Em seus discursos, os líderes enfatizaram a não intervenção, o respeito à soberania das nações e o respeito ao direito internacional.
Da mesma forma, em uma declaração conjunta, Brasil, Espanha e México declararam sua oposição a qualquer tentativa de intervenção militar em Cuba e prometeram aumentar a ajuda enviada à nação caribenha em vista da "grave crise humanitária" que atravessa.
Uma resposta indireta aos EUA
Embora os líderes participantes da cúpula tenham evitado mencionar Washington, especialistas afirmaram que o evento em si é uma forma de responder às políticas internacionais promovidas nos últimos meses pela Casa Branca.
Rubén Ramos Muñoz, professor de relações internacionais da Universidade Nacional Autônoma do México (UNAM), disse a esta publicação que o encontro foi uma resposta ao "inevitável declínio político, econômico e militar" dos Estados Unidos.
O especialista observa que, nesse processo de "transição hegemônica", as potências participantes da cúpula enviam uma mensagem clara em favor de um mundo multipolar e contra o intervencionismo político.
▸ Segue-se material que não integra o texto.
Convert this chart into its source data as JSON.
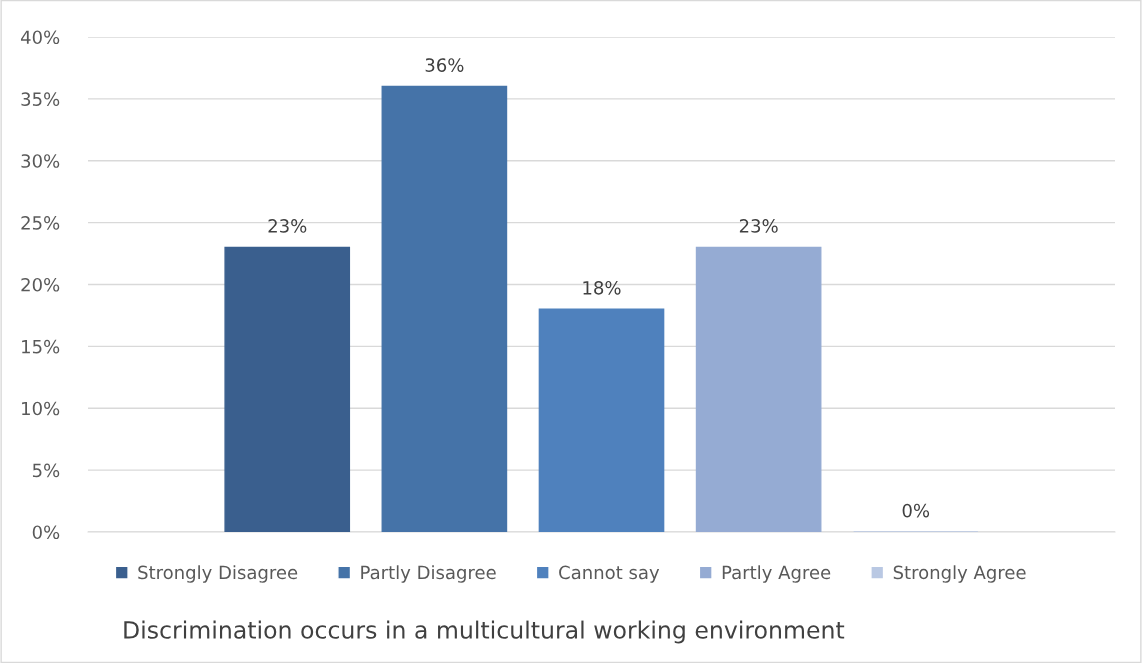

"Países que não simpatizam com as políticas intervencionistas dos Estados Unidos se unirão para demonstrar força diplomática e política, bem como um contrapeso ao intervencionismo estadunidense", enfatiza.
Nesse contexto, o acadêmico acredita que Washington buscará recuperar sua hegemonia por meio de intervenções e ações como a ocorrida na Venezuela no início deste ano. Portanto, uma das posições compartilhadas na cúpula foi a de exigir respeito ao direito internacional e rejeitar qualquer tipo de intervenção em Cuba.
Ramos Muñoz também enfatiza que o objetivo da cúpula era promover outra plataforma que permitisse aos países do chamado Sul Global propor soluções para "riscos semelhantes".
"Esses tipos de ameaças enfrentadas por diversos países, decorrentes das políticas intervencionistas dos EUA, buscam uni-los, e nada melhor do que unir forças entre Estados que compartilham os mesmos interesses para fortalecer o poder diplomático e levar essa voz a diversos fóruns internacionais", afirma.
Por sua vez, David García Contreras, especialista em relações internacionais da UNAM, declara que esta cúpula foi uma resposta direta ao unilateralismo e uma espécie de contraproposta "ao que prevaleceu na política internacional nos últimos meses".
O especialista destaca a forma como os principais temas da cúpula — soberania dos povos, governança digital, multilateralismo e respeito ao direito internacional — foram apresentados, de maneira incisiva, sem buscar um confronto direto com Washington; em outras palavras, as táticas diplomáticas foram cuidadosamente mantidas.
O especialista também acredita que o objetivo é criar um contrapeso político a outras iniciativas promovidas por diferentes esferas políticas, como o chamado "Escudo das Américas", a fim de gerar uma plataforma que permita a consolidação de uma oposição mais forte em nível internacional.
"Este encontro é significativo porque a união da esquerda pode significar que vozes opostas se unem e expressam um discurso e políticas alternativas ao que o mundo vem moldando nos últimos meses."